In late 2025 and early 2026, TBHC nurses fought alongside 20,000 New York City private-sector nurses and won safe staffing, workplace violence protections for nurses and patients, respectful wages and benefits, and other important protections. They averted a strike when TBHC management, along with other safety net hospitals, agreed to tentative agreements that secured their benefits, which was nonnegotiable for frontline nurses who care for NYC’s most vulnerable patients every day. However, despite their commitment, TBHC reneged on their promise and failed to make the necessary payments to secure nurses’ health and pension benefits for months, forcing nurses to delay important treatments and medications. 

While nurses continued to care for patients without their vital coverage, hospital officials raked in millions and kept their own health coverage. Recent filings show that TBHC CEO Gary Terrinoni brought in nearly $2 million in executive pay; while telling nurses the hospital couldn’t afford to maintain their benefits.
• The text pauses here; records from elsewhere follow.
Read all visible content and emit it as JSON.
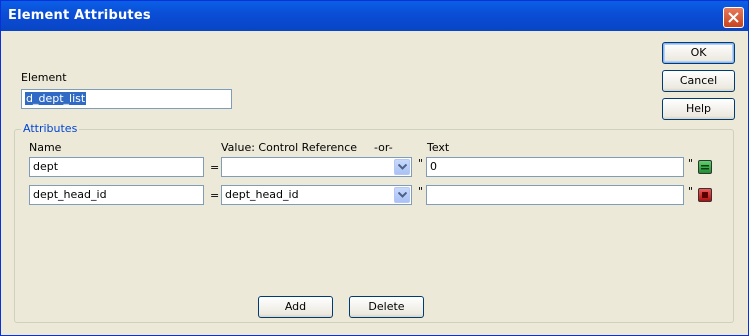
{
  "window": {
    "title": "Element Attributes"
  },
  "element": {
    "label": "Element",
    "value": "d_dept_list"
  },
  "buttons": {
    "ok": "OK",
    "cancel": "Cancel",
    "help": "Help",
    "add": "Add",
    "delete": "Delete"
  },
  "attributes": {
    "group_label": "Attributes",
    "headers": {
      "name": "Name",
      "value": "Value:  Control Reference",
      "or": "-or-",
      "text": "Text"
    },
    "equals": "=",
    "quote": "\"",
    "rows": [
      {
        "name": "dept",
        "control_reference": "",
        "text": "0",
        "action": "green-icon"
      },
      {
        "name": "dept_head_id",
        "control_reference": "dept_head_id",
        "text": "",
        "action": "red-icon"
      }
    ]
  },
  "colors": {
    "titlebar": "#0a4fd6",
    "dialog_bg": "#ece9d8",
    "group_label": "#0046d5",
    "green_button": "#2ea043",
    "red_button": "#cc1b1b"
  }
}
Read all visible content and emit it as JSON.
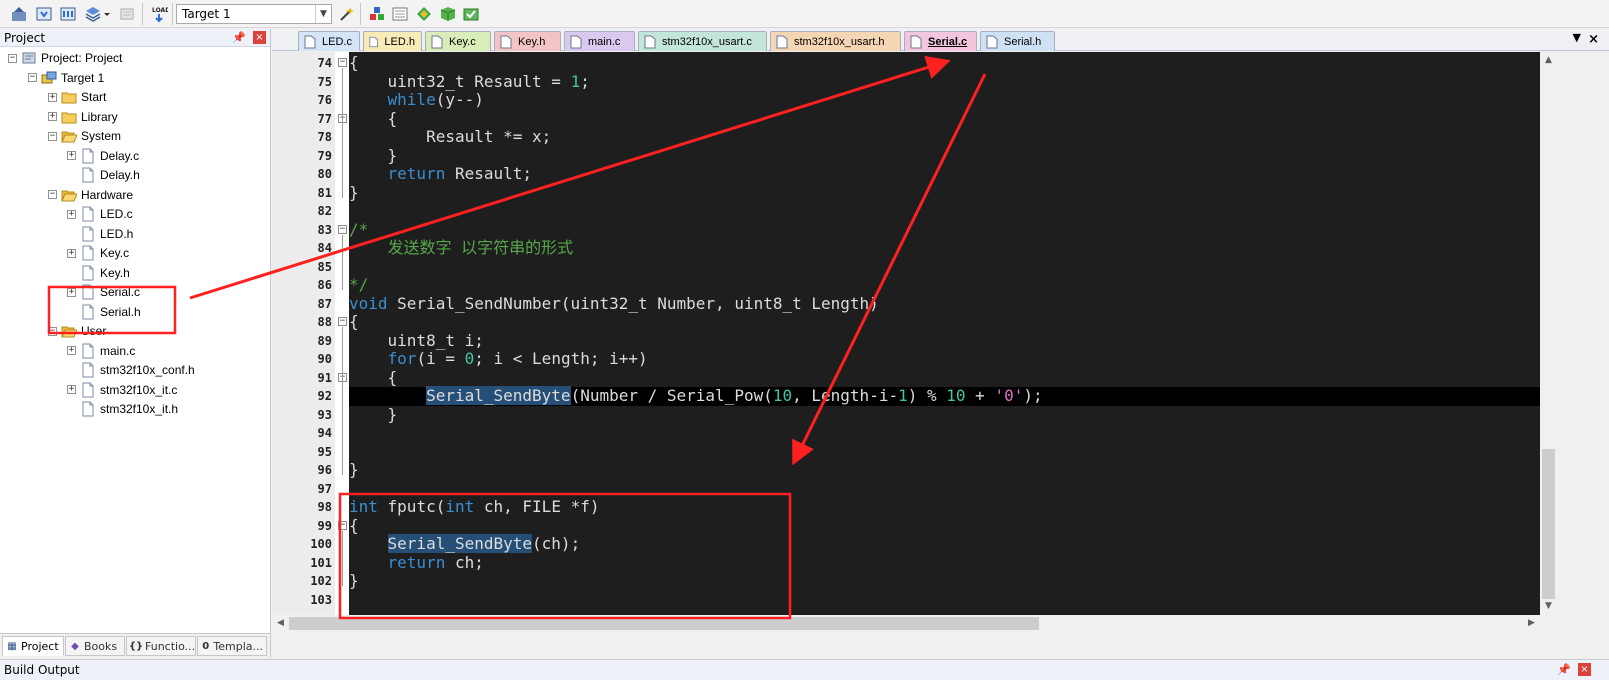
{
  "toolbar": {
    "target_value": "Target 1"
  },
  "project_panel": {
    "title": "Project",
    "pin_icon": "pin-icon",
    "tree": [
      {
        "label": "Project: Project",
        "level": 0,
        "icon": "project-icon",
        "toggle": "-"
      },
      {
        "label": "Target 1",
        "level": 1,
        "icon": "target-icon",
        "toggle": "-"
      },
      {
        "label": "Start",
        "level": 2,
        "icon": "folder-icon",
        "toggle": "+"
      },
      {
        "label": "Library",
        "level": 2,
        "icon": "folder-icon",
        "toggle": "+"
      },
      {
        "label": "System",
        "level": 2,
        "icon": "folder-open-icon",
        "toggle": "-"
      },
      {
        "label": "Delay.c",
        "level": 3,
        "icon": "file-icon",
        "toggle": "+"
      },
      {
        "label": "Delay.h",
        "level": 3,
        "icon": "file-icon",
        "toggle": ""
      },
      {
        "label": "Hardware",
        "level": 2,
        "icon": "folder-open-icon",
        "toggle": "-"
      },
      {
        "label": "LED.c",
        "level": 3,
        "icon": "file-icon",
        "toggle": "+"
      },
      {
        "label": "LED.h",
        "level": 3,
        "icon": "file-icon",
        "toggle": ""
      },
      {
        "label": "Key.c",
        "level": 3,
        "icon": "file-icon",
        "toggle": "+"
      },
      {
        "label": "Key.h",
        "level": 3,
        "icon": "file-icon",
        "toggle": ""
      },
      {
        "label": "Serial.c",
        "level": 3,
        "icon": "file-icon",
        "toggle": "+"
      },
      {
        "label": "Serial.h",
        "level": 3,
        "icon": "file-icon",
        "toggle": ""
      },
      {
        "label": "User",
        "level": 2,
        "icon": "folder-open-icon",
        "toggle": "-"
      },
      {
        "label": "main.c",
        "level": 3,
        "icon": "file-icon",
        "toggle": "+"
      },
      {
        "label": "stm32f10x_conf.h",
        "level": 3,
        "icon": "file-icon",
        "toggle": ""
      },
      {
        "label": "stm32f10x_it.c",
        "level": 3,
        "icon": "file-icon",
        "toggle": "+"
      },
      {
        "label": "stm32f10x_it.h",
        "level": 3,
        "icon": "file-icon",
        "toggle": ""
      }
    ],
    "bottom_tabs": [
      {
        "label": "Project",
        "icon": "project-tab-icon",
        "active": true
      },
      {
        "label": "Books",
        "icon": "books-icon",
        "active": false
      },
      {
        "label": "Functio...",
        "icon": "functions-icon",
        "active": false
      },
      {
        "label": "Templa...",
        "icon": "templates-icon",
        "active": false
      }
    ]
  },
  "editor_tabs": [
    {
      "label": "LED.c",
      "color": "#d6e4f7",
      "active": false
    },
    {
      "label": "LED.h",
      "color": "#f7ecb8",
      "active": false
    },
    {
      "label": "Key.c",
      "color": "#d9edb8",
      "active": false
    },
    {
      "label": "Key.h",
      "color": "#f3c4c6",
      "active": false
    },
    {
      "label": "main.c",
      "color": "#d9c9ee",
      "active": false
    },
    {
      "label": "stm32f10x_usart.c",
      "color": "#c4e6da",
      "active": false
    },
    {
      "label": "stm32f10x_usart.h",
      "color": "#f5d6b4",
      "active": false
    },
    {
      "label": "Serial.c",
      "color": "#f3c6dd",
      "active": true
    },
    {
      "label": "Serial.h",
      "color": "#cfe1f4",
      "active": false
    }
  ],
  "code_lines": [
    {
      "n": "74",
      "fold": "-",
      "html": "{"
    },
    {
      "n": "75",
      "fold": "",
      "html": "    uint32_t Resault = <span class=\"num\">1</span>;"
    },
    {
      "n": "76",
      "fold": "",
      "html": "    <span class=\"kw\">while</span>(y--)"
    },
    {
      "n": "77",
      "fold": "-",
      "html": "    {"
    },
    {
      "n": "78",
      "fold": "",
      "html": "        Resault *= x;"
    },
    {
      "n": "79",
      "fold": "",
      "html": "    }"
    },
    {
      "n": "80",
      "fold": "",
      "html": "    <span class=\"kw\">return</span> Resault;"
    },
    {
      "n": "81",
      "fold": "",
      "html": "}"
    },
    {
      "n": "82",
      "fold": "",
      "html": ""
    },
    {
      "n": "83",
      "fold": "-",
      "html": "<span class=\"cm\">/*</span>"
    },
    {
      "n": "84",
      "fold": "",
      "html": "<span class=\"cm\">    发送数字 以字符串的形式</span>"
    },
    {
      "n": "85",
      "fold": "",
      "html": ""
    },
    {
      "n": "86",
      "fold": "",
      "html": "<span class=\"cm\">*/</span>"
    },
    {
      "n": "87",
      "fold": "",
      "html": "<span class=\"kw\">void</span> Serial_SendNumber(uint32_t Number, uint8_t Length)"
    },
    {
      "n": "88",
      "fold": "-",
      "html": "{"
    },
    {
      "n": "89",
      "fold": "",
      "html": "    uint8_t i;"
    },
    {
      "n": "90",
      "fold": "",
      "html": "    <span class=\"kw\">for</span>(i = <span class=\"num\">0</span>; i &lt; Length; i++)"
    },
    {
      "n": "91",
      "fold": "-",
      "html": "    {"
    },
    {
      "n": "92",
      "fold": "",
      "html": "        <span class=\"fnhl\">Serial_SendByte</span>(Number / Serial_Pow(<span class=\"num\">10</span>, Length-i-<span class=\"num\">1</span>) % <span class=\"num\">10</span> + <span class=\"str\">'0'</span>);",
      "hl": true
    },
    {
      "n": "93",
      "fold": "",
      "html": "    }"
    },
    {
      "n": "94",
      "fold": "",
      "html": ""
    },
    {
      "n": "95",
      "fold": "",
      "html": ""
    },
    {
      "n": "96",
      "fold": "",
      "html": "}"
    },
    {
      "n": "97",
      "fold": "",
      "html": ""
    },
    {
      "n": "98",
      "fold": "",
      "html": "<span class=\"kw\">int</span> fputc(<span class=\"kw\">int</span> ch, FILE *f)"
    },
    {
      "n": "99",
      "fold": "-",
      "html": "{"
    },
    {
      "n": "100",
      "fold": "",
      "html": "    <span class=\"fnhl\">Serial_SendByte</span>(ch);"
    },
    {
      "n": "101",
      "fold": "",
      "html": "    <span class=\"kw\">return</span> ch;"
    },
    {
      "n": "102",
      "fold": "",
      "html": "}"
    },
    {
      "n": "103",
      "fold": "",
      "html": ""
    }
  ],
  "build_output": {
    "title": "Build Output"
  },
  "colors": {
    "annotation": "#ff2020",
    "editor_bg": "#1e1e1e",
    "keyword": "#3b8fd0",
    "comment": "#57a64a",
    "number": "#43c4a8"
  }
}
The hospital also received millions in stabilization funding from New York state— but only made a partial payment that was not enough to restore nurses’ benefits.  

Fighting for What We Deserve 

NYSNA nurses took swift action and showed the hospital that they would not back down until they got what they deserved. Nurses held speak-outs, leafletted communities, marched to the CEO’s luxury condo, and lobbied lawmakers to share how the loss of coverage was forcing many nurses and their families to delay critical care. Together with allies, nurses made it clear that working without health coverage was dangerous for themselves, their families and the communities they cared for.  

After months of pressure from nurses and elected officials, the hospital finally paid nurses' benefits in full. The hospital reinstated nurses’ health coverage, and after a couple more weeks, also paid their pension benefits. After remedying these outstanding issues, nurses were finally able to ratify the contract they’d fought so hard to win earlier in the year. On April 16, nurses voted on their new contract and ratified it overwhelmingly.  

Congratulations, Brooklyn Hospital Center nurses! You successfully fought to restore the critical health and pension benefits nurses need to effectively and safely care for your community.  

While federal cuts to healthcare funding are impacting safety-net hospitals across New York State, hospital management cannot cuts costs on the backs of frontline caregivers. Every day, nurses work hard to care for New York’s most vulnerable patients, and hospital executives must protect the health and safety of patients and nurses. NYSNA nurses will not back down when hospital executives prioritize profits over patients!